“When a man is tired of London, he is tired of life” according to Samuel Johnson. I say, commuters in Sussex are simply tired of trying to get to London.

My commuter friends have shared some shocking stories and photos with me.

A local lawyer said “I had a horrific experience, all the usual cancellations and overcrowded trains, but the scary bit was the mob trying to board the train as we were trying to disembark. There was no crowd control. I was scared I was going to be crushed by the sheer force and volume of people pushing.”

My friend Liza explained “Us who work in London, made a difficult choice to do this daily grind based on a rough calculation of losing 4 hours of our day there and back, not good but bearable. We accepted that, so our children could grow up by the sea. We didn’t bank on that turning into an average of 30 hours a week just travelling. Pretty much a full time job, for which we have to pay them. I get home so late, I hardly have a family life anymore.”

My commuting husband said “The constant changing of service and platforms is becoming crazy, I've seen a guy in a wheelchair moved on and off 4 trains and platforms by willing staff only to find the actual train is too overcrowded to get on.”

Brighton web developers were so fed up, they developed the online game ‘Southern Rail Tycoon’. The game involves stopping guards from boarding trains, which leads to services being cancelled as profits are collected from passengers. When the game is over, links appear to the Southern Rail compensation page and twitter account.

Developer Tom Jackson said: "We all were planning to go to London a month ago and trains were delayed, then delayed, then delayed and then eventually cancelled.

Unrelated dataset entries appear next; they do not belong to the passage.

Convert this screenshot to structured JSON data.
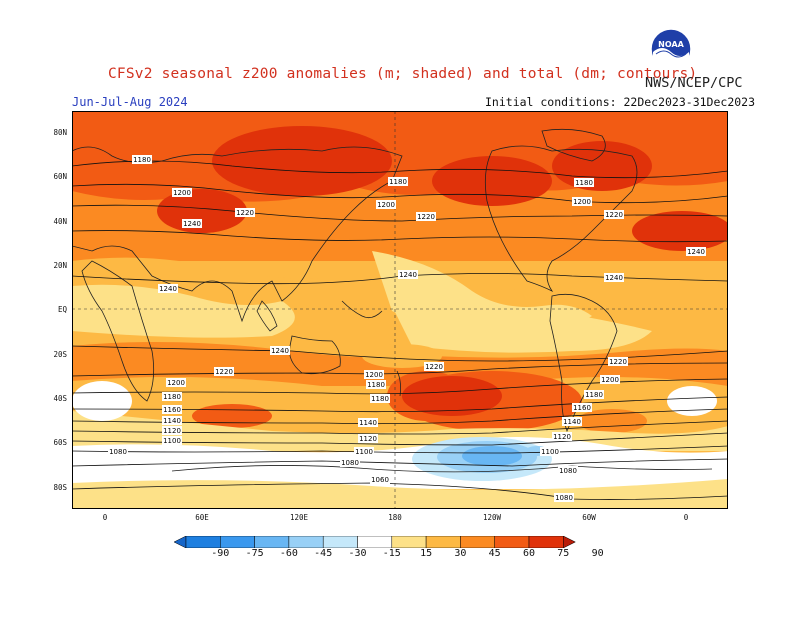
{
  "header": {
    "title": "CFSv2 seasonal z200 anomalies (m; shaded) and total (dm; contours)",
    "agency": "NWS/NCEP/CPC",
    "season": "Jun-Jul-Aug 2024",
    "initial_conditions": "Initial conditions: 22Dec2023-31Dec2023",
    "logo_text": "NOAA"
  },
  "axes": {
    "lat_labels": [
      "80N",
      "60N",
      "40N",
      "20N",
      "EQ",
      "20S",
      "40S",
      "60S",
      "80S"
    ],
    "lon_labels": [
      "0",
      "60E",
      "120E",
      "180",
      "120W",
      "60W",
      "0"
    ]
  },
  "contour_labels": [
    "1180",
    "1200",
    "1220",
    "1240",
    "1160",
    "1140",
    "1120",
    "1100",
    "1080",
    "1060"
  ],
  "colorbar": {
    "levels": [
      "-90",
      "-75",
      "-60",
      "-45",
      "-30",
      "-15",
      "15",
      "30",
      "45",
      "60",
      "75",
      "90"
    ],
    "colors": [
      "#1565c8",
      "#1e7fe0",
      "#3a98ee",
      "#68b6f3",
      "#98d0f6",
      "#c5e8fa",
      "#ffffff",
      "#fde188",
      "#fdb944",
      "#fb8a22",
      "#f25b14",
      "#e0320a",
      "#b81c08"
    ]
  },
  "colors": {
    "title": "#d2311f",
    "season": "#2a3fbf"
  }
}
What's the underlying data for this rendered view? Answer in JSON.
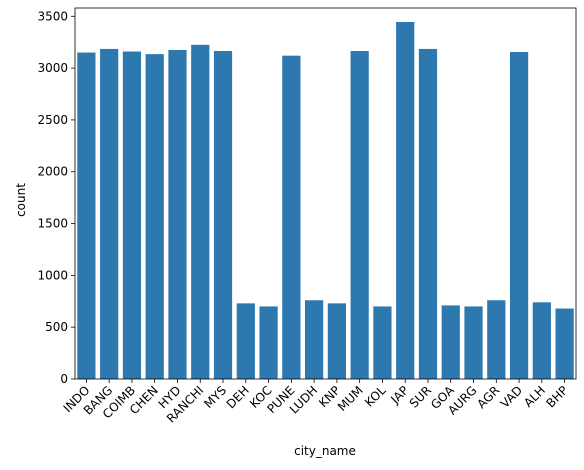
{
  "chart_data": {
    "type": "bar",
    "xlabel": "city_name",
    "ylabel": "count",
    "ylim": [
      0,
      3580
    ],
    "yticks": [
      0,
      500,
      1000,
      1500,
      2000,
      2500,
      3000,
      3500
    ],
    "categories": [
      "INDO",
      "BANG",
      "COIMB",
      "CHEN",
      "HYD",
      "RANCHI",
      "MYS",
      "DEH",
      "KOC",
      "PUNE",
      "LUDH",
      "KNP",
      "MUM",
      "KOL",
      "JAP",
      "SUR",
      "GOA",
      "AURG",
      "AGR",
      "VAD",
      "ALH",
      "BHP"
    ],
    "values": [
      3150,
      3185,
      3160,
      3135,
      3175,
      3225,
      3165,
      730,
      700,
      3120,
      760,
      730,
      3165,
      700,
      3445,
      3185,
      710,
      700,
      760,
      3155,
      740,
      680
    ],
    "bar_color": "#2e78b0",
    "grid": false,
    "legend": "none"
  }
}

"We were so frustrated by the whole thing that we've stopped using the trains.”

I can’t help but wonder why, in this day and age, with smartphones being so clever, we still need to physically ‘go to work’. When it’s taking you five hours to get to a one-hour meeting, it’s time to think of a new game plan.

Sharing information online has become an intrinsic part of our work philosophy. With free applications such as Dropbox, Skype, Whatsapp and LinkedIn, we no longer need to be in the same place, at the same time (which is just as well really).  

This free and fast way of communicating and sharing instant information means no travel fees, and you can half your dry-cleaning costs. So long as you are wearing your shirt and jacket when you Facetime, no one needs to know what lies beneath.

Maybe this freedom is why employees who work at home are more productive than office dwellers, and make almost 20 per cent more phone calls a week than those tied to their desks, according to a study by Forbes.

The probability of any face-to-face communication decreases as the distance between desks increases.

Studies prove that if you sit fifty-meters or more away from someone, you are enormously more likely to email them, so why does it matter if you are in the same office? 

Elvis left the building, and we all still love him.

Working from home is often still perceived as ‘skiving’ however, especially by the older generation, whose working day started and stopped at the office or factory.

Answering emails or taking calls whilst not sat behind a desk, is met with “Call that work?” And then a long explanation of what ‘work’ meant to them. It often involved a long bike ride, making tea for the boss and no lunch break.

The Argus: Carolyn and Maurice Hunter.  Picture: Facebook

In other travel related chaos, a ‘forgetful’ pensioner, Maurice Hunter, aged 80, from South London, accidentally left his wife at the airport and jetted off to sunny Spain without her.

He only realised she was missing when the plane landed. He was very shocked and upset when he noticed the lady he had been cheekily waving to across the aisle for two hours, was not his wife Carolyn, of 47 years, but a complete stranger.

Maurice had trotted off for a tinkle before take-off and then went to find his extra-leg room seat on the plane, while Carolyn, who did not have a ticket in the luxury seating area, stood waiting for him.

He asked one of the air stewards to find out where and how his wife was. She replied ‘She’s fine and back in London.’

The last thing she said to him ‘Don’t be too long in there Maurice.”

He was back within an hour (ha, take that Southern Fail!). Just as well, Carolyn had all his diabetes medication.

They ended up going to Whitstable in Kent instead.